I make a motion to ban cosutmes from City Hall.
  • I make a motion to ban cosutmes from City Hall.
There is nowhere to sit in city hall. Blame the environmentalists. Over 150 people wearing blue "Ban the Bag" shirts are packed into city council's chambers, turned out by a coalition of green groups who are trying to get Portland, and then the state, to ban single-use plastic bags from grocery stores and corner shops. Of course, Portlanders had strong incentives to join Ban the Bag's camp outside city hall this morning: Free Tiny's coffee and VooDoo donuts.

After hearing testimony from the Ban the Bag activists, Mayor Adams received a standing ovation when he closed the session with the promise, "By the end of the week, we will have a draft of our ordinance out that will ban single-use grocery bags."

Though banning the bag got big support at council, ridding the city of grocery bags is clearly going to be an uphill battle. That's why enviros are laying in the troops now: Council isn't even voting on a plastic bag ban anytime soon, but the green groups want to show strong support for a controversial issue.

Without good organizing on the Ban the Bag side, Portland could repeat what happened in Seattle last year. Our sister city approved a 20-cent fee on plastic bags but after heavy outreach by the American Chemistry Council (which represents plastic bag manufacturers), the voters repealed the "bag tax."

Tim Chestek of the American Chemistry Council says his group will certainly fight a bag ban in Portland, too. They say that cities should focus on promoting bag recycling programs rather than banning plastic bags altogether. "You won't get an argument from us that our product shouldn't be littered," says Chestek.
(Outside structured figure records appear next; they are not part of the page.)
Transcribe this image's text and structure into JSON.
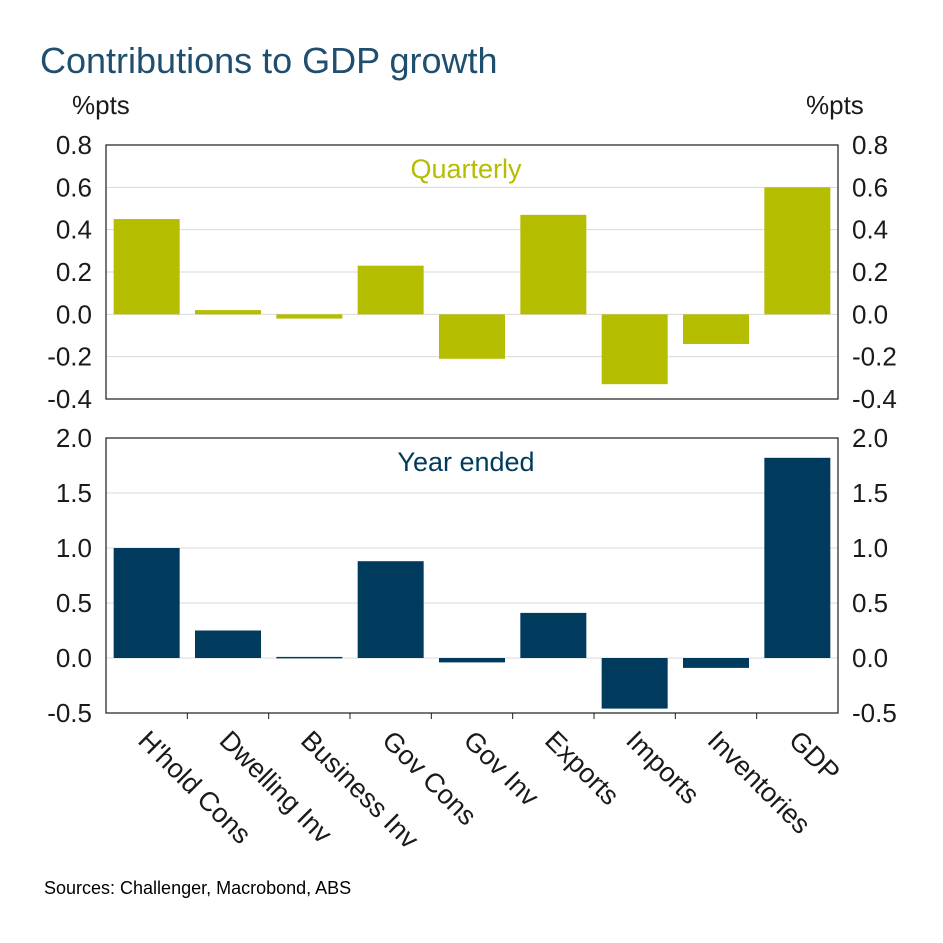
{
  "title": "Contributions to GDP growth",
  "unit_left": "%pts",
  "unit_right": "%pts",
  "source": "Sources: Challenger, Macrobond, ABS",
  "colors": {
    "quarterly": "#b5bd00",
    "year_ended": "#003a5c",
    "title": "#1f4e6e"
  },
  "chart_data": [
    {
      "type": "bar",
      "title": "Quarterly",
      "categories": [
        "H'hold Cons",
        "Dwelling Inv",
        "Business Inv",
        "Gov Cons",
        "Gov Inv",
        "Exports",
        "Imports",
        "Inventories",
        "GDP"
      ],
      "values": [
        0.45,
        0.02,
        -0.02,
        0.23,
        -0.21,
        0.47,
        -0.33,
        -0.14,
        0.6
      ],
      "ylim": [
        -0.4,
        0.8
      ],
      "yticks": [
        "0.8",
        "0.6",
        "0.4",
        "0.2",
        "0.0",
        "-0.2",
        "-0.4"
      ],
      "ylabel": "%pts",
      "grid": true
    },
    {
      "type": "bar",
      "title": "Year ended",
      "categories": [
        "H'hold Cons",
        "Dwelling Inv",
        "Business Inv",
        "Gov Cons",
        "Gov Inv",
        "Exports",
        "Imports",
        "Inventories",
        "GDP"
      ],
      "values": [
        1.0,
        0.25,
        0.01,
        0.88,
        -0.04,
        0.41,
        -0.46,
        -0.09,
        1.82
      ],
      "ylim": [
        -0.5,
        2.0
      ],
      "yticks": [
        "2.0",
        "1.5",
        "1.0",
        "0.5",
        "0.0",
        "-0.5"
      ],
      "ylabel": "%pts",
      "grid": true
    }
  ]
}
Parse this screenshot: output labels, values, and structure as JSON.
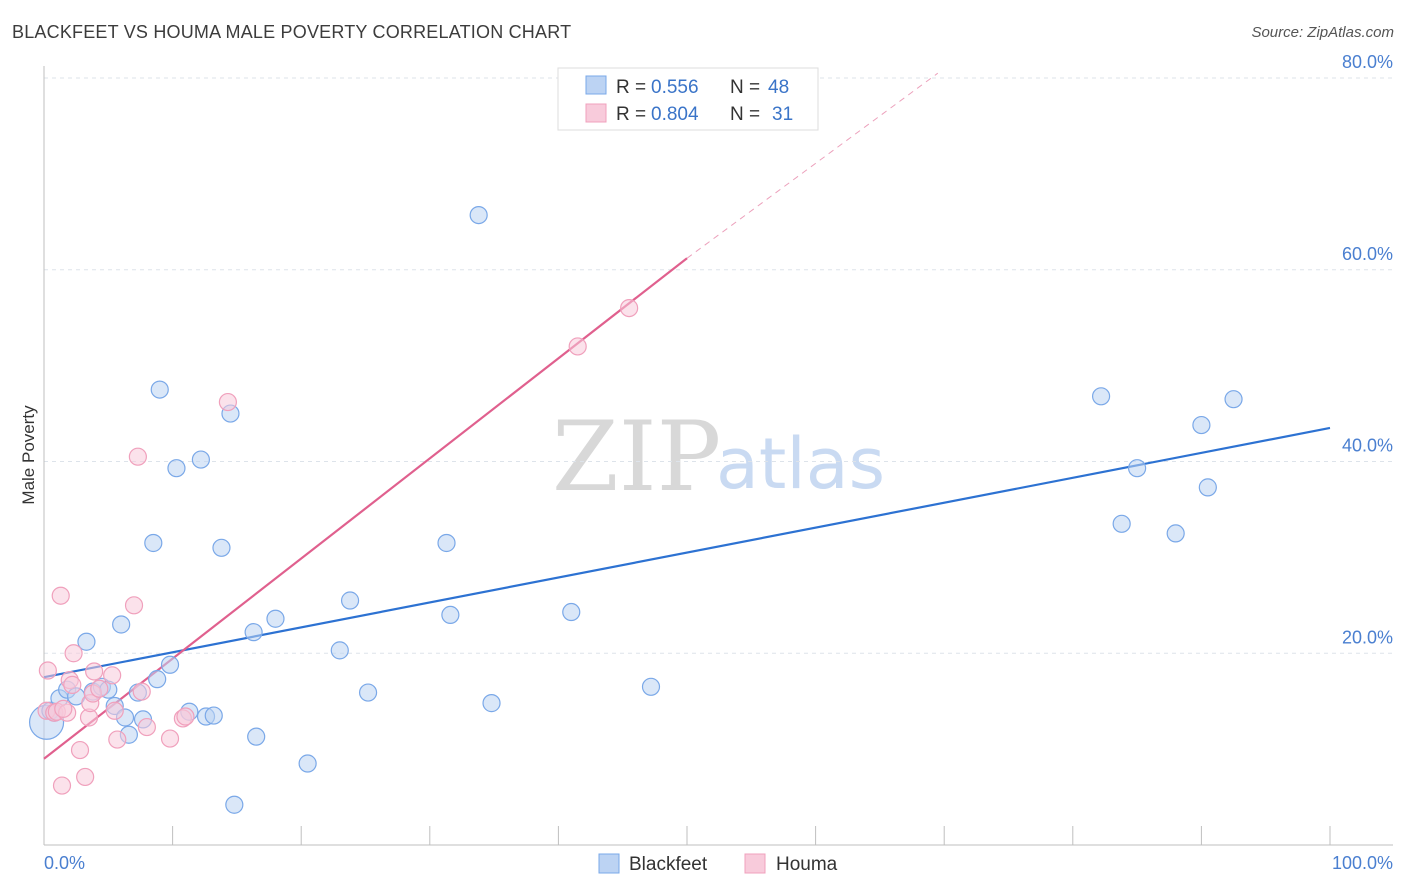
{
  "chart_data": {
    "type": "scatter",
    "title": "BLACKFEET VS HOUMA MALE POVERTY CORRELATION CHART",
    "source": "Source: ZipAtlas.com",
    "xlabel": "",
    "ylabel": "Male Poverty",
    "xlim": [
      0,
      100
    ],
    "ylim": [
      0,
      83
    ],
    "x_ticks_labels": {
      "left": "0.0%",
      "right": "100.0%"
    },
    "y_ticks": [
      {
        "value": 20,
        "label": "20.0%"
      },
      {
        "value": 40,
        "label": "40.0%"
      },
      {
        "value": 60,
        "label": "60.0%"
      },
      {
        "value": 80,
        "label": "80.0%"
      }
    ],
    "legend": {
      "entries": [
        {
          "series": "Blackfeet",
          "r_label": "R =",
          "r": "0.556",
          "n_label": "N =",
          "n": "48"
        },
        {
          "series": "Houma",
          "r_label": "R =",
          "r": "0.804",
          "n_label": "N =",
          "n": "31"
        }
      ]
    },
    "watermark": {
      "zip": "ZIP",
      "atlas": "atlas"
    },
    "series": [
      {
        "name": "Blackfeet",
        "color": "#7aa8e8",
        "fill": "#bcd3f3",
        "line_color": "#2d72d2",
        "trend": {
          "x0": 0,
          "y0": 17.5,
          "x1": 100,
          "y1": 43.5
        },
        "points": [
          [
            0.2,
            12.8
          ],
          [
            0.5,
            14.0
          ],
          [
            1.2,
            15.3
          ],
          [
            1.8,
            16.2
          ],
          [
            2.5,
            15.5
          ],
          [
            3.3,
            21.2
          ],
          [
            3.8,
            16.0
          ],
          [
            4.5,
            16.5
          ],
          [
            5.0,
            16.2
          ],
          [
            5.5,
            14.5
          ],
          [
            6.0,
            23.0
          ],
          [
            6.3,
            13.3
          ],
          [
            6.6,
            11.5
          ],
          [
            7.3,
            15.9
          ],
          [
            7.7,
            13.1
          ],
          [
            8.5,
            31.5
          ],
          [
            8.8,
            17.3
          ],
          [
            9.0,
            47.5
          ],
          [
            9.8,
            18.8
          ],
          [
            10.3,
            39.3
          ],
          [
            11.3,
            13.9
          ],
          [
            12.2,
            40.2
          ],
          [
            12.6,
            13.4
          ],
          [
            13.2,
            13.5
          ],
          [
            13.8,
            31.0
          ],
          [
            14.5,
            45.0
          ],
          [
            14.8,
            4.2
          ],
          [
            16.3,
            22.2
          ],
          [
            16.5,
            11.3
          ],
          [
            18.0,
            23.6
          ],
          [
            20.5,
            8.5
          ],
          [
            23.0,
            20.3
          ],
          [
            23.8,
            25.5
          ],
          [
            25.2,
            15.9
          ],
          [
            31.3,
            31.5
          ],
          [
            31.6,
            24.0
          ],
          [
            33.8,
            65.7
          ],
          [
            34.8,
            14.8
          ],
          [
            41.0,
            24.3
          ],
          [
            47.2,
            16.5
          ],
          [
            82.2,
            46.8
          ],
          [
            83.8,
            33.5
          ],
          [
            85.0,
            39.3
          ],
          [
            88.0,
            32.5
          ],
          [
            90.0,
            43.8
          ],
          [
            90.5,
            37.3
          ],
          [
            92.5,
            46.5
          ],
          [
            0.8,
            13.8
          ]
        ]
      },
      {
        "name": "Houma",
        "color": "#f0a0bc",
        "fill": "#f8cbdb",
        "line_color": "#e0608e",
        "trend": {
          "x0": 0,
          "y0": 9.0,
          "x1": 50,
          "y1": 61.2
        },
        "trend_dashed_to": {
          "x": 69.5,
          "y": 80.5
        },
        "points": [
          [
            0.2,
            14.0
          ],
          [
            0.3,
            18.2
          ],
          [
            0.8,
            13.8
          ],
          [
            1.0,
            13.9
          ],
          [
            1.3,
            26.0
          ],
          [
            1.4,
            6.2
          ],
          [
            1.8,
            13.8
          ],
          [
            2.0,
            17.2
          ],
          [
            2.2,
            16.7
          ],
          [
            2.3,
            20.0
          ],
          [
            2.8,
            9.9
          ],
          [
            3.2,
            7.1
          ],
          [
            3.5,
            13.3
          ],
          [
            3.6,
            14.8
          ],
          [
            3.8,
            15.8
          ],
          [
            3.9,
            18.1
          ],
          [
            4.3,
            16.3
          ],
          [
            5.3,
            17.7
          ],
          [
            5.5,
            14.0
          ],
          [
            5.7,
            11.0
          ],
          [
            7.0,
            25.0
          ],
          [
            7.3,
            40.5
          ],
          [
            7.6,
            16.0
          ],
          [
            8.0,
            12.3
          ],
          [
            9.8,
            11.1
          ],
          [
            10.8,
            13.2
          ],
          [
            11.0,
            13.4
          ],
          [
            14.3,
            46.2
          ],
          [
            41.5,
            52.0
          ],
          [
            45.5,
            56.0
          ],
          [
            1.5,
            14.2
          ]
        ]
      }
    ]
  }
}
That's the problem with plastic bags: They make up a huge amount of our trash, comprising a whopping 12 percent of marine debris. "Our ocean's becoming a toxic soup of plastic, it's killing a million sea birds a year," says Brock Howell of Environment Oregon. Howell says about 40 jurisdictions nationwide either ban or tax plastic bags, so Portland's wouldn't be anything new, but it would be one of the biggest cities so far to take the anti-plastic plunge.

Environment Oregon is pursuing a statewide ban on retail outlets using the single-use bags. The Department of Environmental Quality would likely be in charge of enforcing the law in stores.

Some stores in Portland have already voluntary taken paper's side in the paper vs. plastic question. You won't find plastic bags at New Seasons or Whole Foods and they pass along a five to ten cent paper bag fee along to customers who don't bring their own.